If you didn't change ANYTHING between the time you got the 3 errors in 100 passes, and the new testing where you've had 0 errors, it suggests you could have stability issues. IF that is the case, I think two of the more likely culprits are typically:
1) a voltage stability issue. Either the PSU or the motherboard's voltage regulators might calibrate slightly differently between Power-On-Resets (PORs). An initial power-on state might influence how well the regulators track and maintain voltage. Varying temperature could also make a difference (for example, if the room temp varied by a few degrees that could be reflected in a slight change in voltage regulation accuracy). It depends on the VR design, component and manufacturing quality, and tolerances of the components used.
2) a mechanically affected issue which could be introduced by significantly "touching" the system or by mechanically moving parts like HDDs, DVDs, etc. OR mechanical/electrical changes affected by temperatures. One example, if the RAM connections were "iffy" (corrosion, etc) then if you had a high-power CPU cooler assembly that vibrated quite a bit at high speeds, it could intermittently improve (or make worse) a corrosion or seating tolerance issue on the nearby RAM modules.

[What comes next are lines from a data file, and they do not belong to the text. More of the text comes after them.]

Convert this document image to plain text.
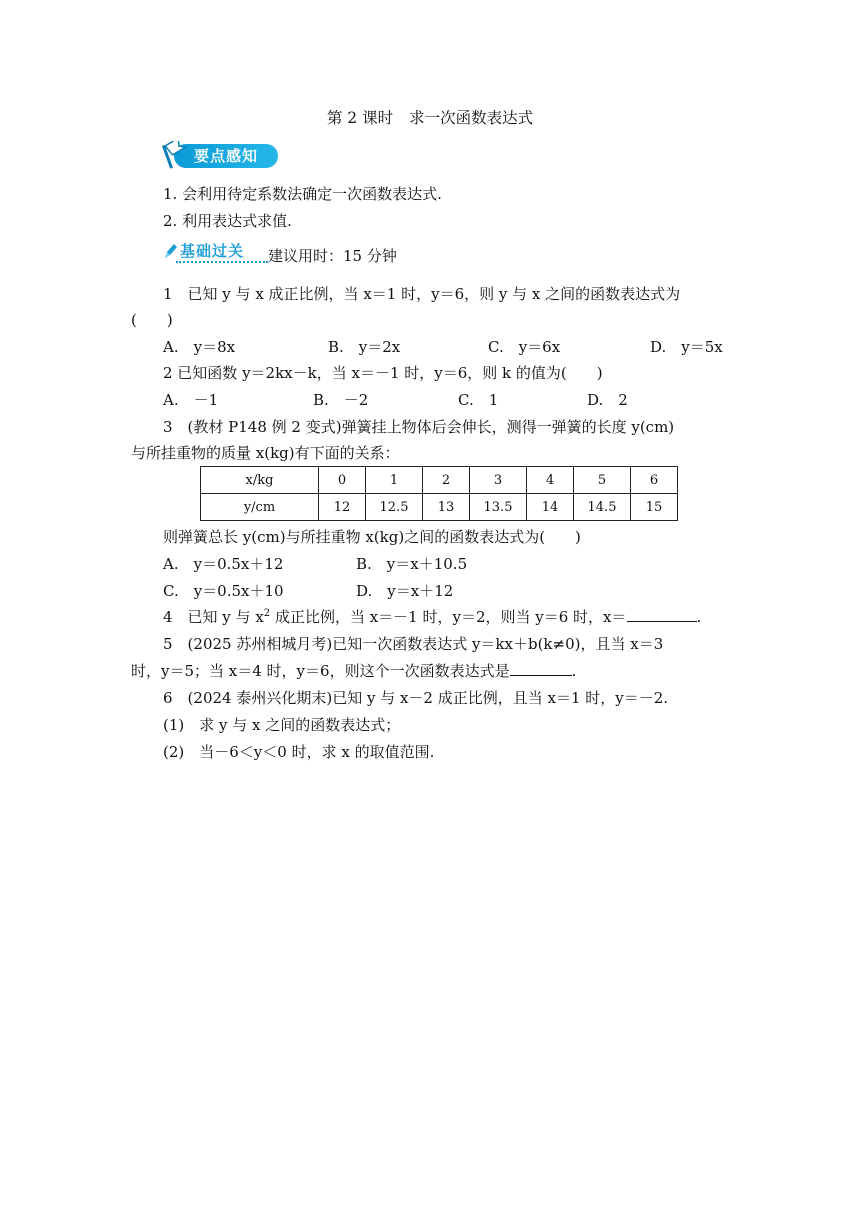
第 2 课时 求一次函数表达式
要点感知
1. 会利用待定系数法确定一次函数表达式.
2. 利用表达式求值.
基础过关 建议用时：15 分钟
1　已知 y 与 x 成正比例，当 x＝1 时，y＝6，则 y 与 x 之间的函数表达式为
(　　)
A.　y＝8x	B.　y＝2x	C.　y＝6x	D.　y＝5x
2 已知函数 y＝2kx－k，当 x＝－1 时，y＝6，则 k 的值为(　　)
A.　－1	B.　－2	C.　1	D.　2
3　(教材 P148 例 2 变式)弹簧挂上物体后会伸长，测得一弹簧的长度 y(cm)
与所挂重物的质量 x(kg)有下面的关系：
x/kg	0	1	2	3	4	5	6
y/cm	12	12.5	13	13.5	14	14.5	15
则弹簧总长 y(cm)与所挂重物 x(kg)之间的函数表达式为(　　)
A.　y＝0.5x＋12	B.　y＝x＋10.5
C.　y＝0.5x＋10	D.　y＝x＋12
4　已知 y 与 $x^2$ 成正比例，当 x＝－1 时，y＝2，则当 y＝6 时，x＝	.
5　(2025 苏州相城月考)已知一次函数表达式 y＝kx＋b(k≠0)，且当 x＝3
时，y＝5；当 x＝4 时，y＝6，则这个一次函数表达式是	.
6　(2024 泰州兴化期末)已知 y 与 x－2 成正比例，且当 x＝1 时，y＝－2.
(1)　求 y 与 x 之间的函数表达式；
(2)　当－6＜y＜0 时，求 x 的取值范围.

A real-life example I can share was a system that operated OK at "normal" moderate temps with occasional and short excursions to fairly "high" temps...but when the CPU/memory was exposed to constant high temperatures over a period of maybe 30 minutes or more, data integrity errors in the filesystem started popping up...but the system never shutdown or reported errors during tests. Apparently memtest86+ never got things hot-enough to cause the errors. But using [i]prime95[/b] stress-test modes brought the errors out...which ONLY appeared after trying to re-boot the system. The problem symptom was that it would often (but not always) fail to boot after such a test because of file corruption on the boot disk.

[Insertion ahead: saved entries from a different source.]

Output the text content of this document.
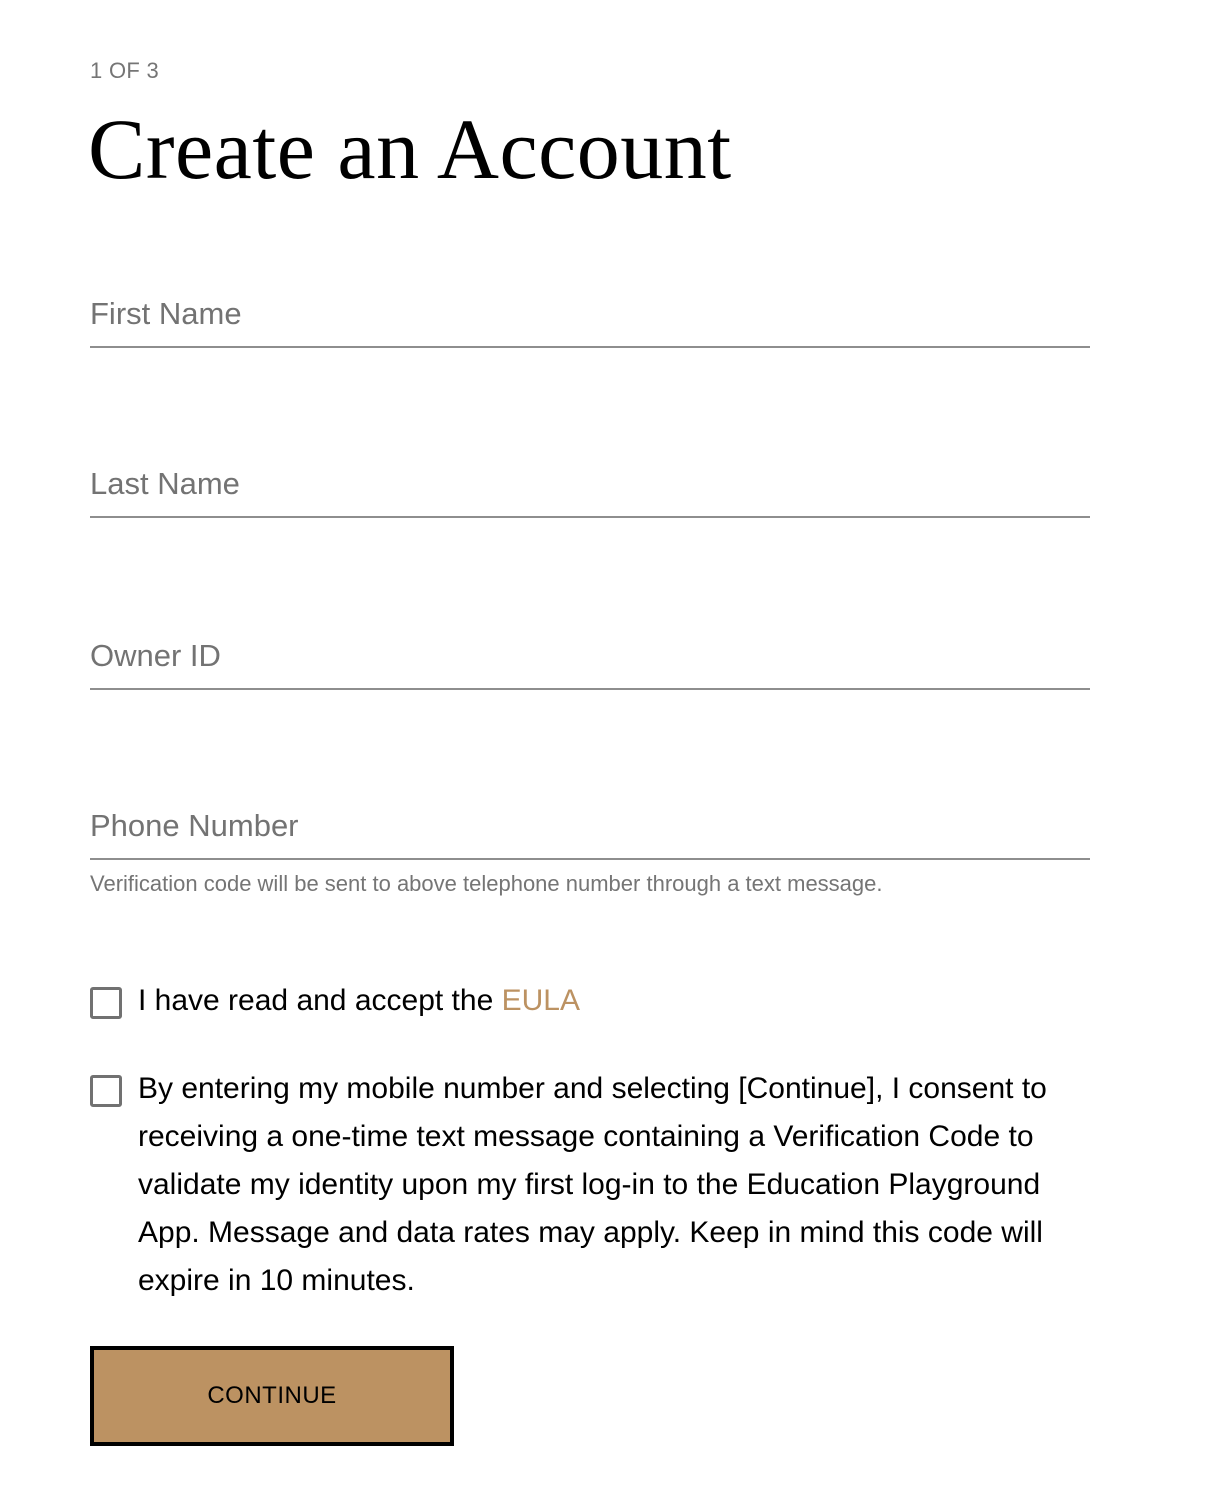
1 OF 3
Create an Account
First Name
Last Name
Owner ID
Phone Number
Verification code will be sent to above telephone number through a text message.
I have read and accept the EULA
By entering my mobile number and selecting [Continue], I consent to receiving a one-time text message containing a Verification Code to validate my identity upon my first log-in to the Education Playground App. Message and data rates may apply. Keep in mind this code will expire in 10 minutes.
CONTINUE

You might also try using a program that monitors and logs the high-low voltages and temps of your system over time. One freeware program I like is: http://majorgeeks.com/Open_Hardware_Monitor_d6396.html http://openhardwaremonitor.org/
Like most of these monitoring programs, you may have to manually correlate reported values with a given parameter. For example, it may show THREE or more CPU temperatures with generic labels. It will be up to you to determine which temp is which (e.g. CPU Tdie, Tcase, Tcore(n)). You may be VERY surprised by the changes that you see reported in primary voltages like +5, +12, and +3.3volts over a long period of time (many hours or even days). You may even see voltages that approach or fall outside of the specified voltage tolerances for a given voltage rail (e.g. more than +/-5% or +/-10% depending on the rail) and that would be cause for concern because the monitoring programs only take "snapshots". They don't report absolute high and low values. A voltage (or temp) could exceed by quite a lot more than is reported for the specified value in between sampling intervals and you'd never know it.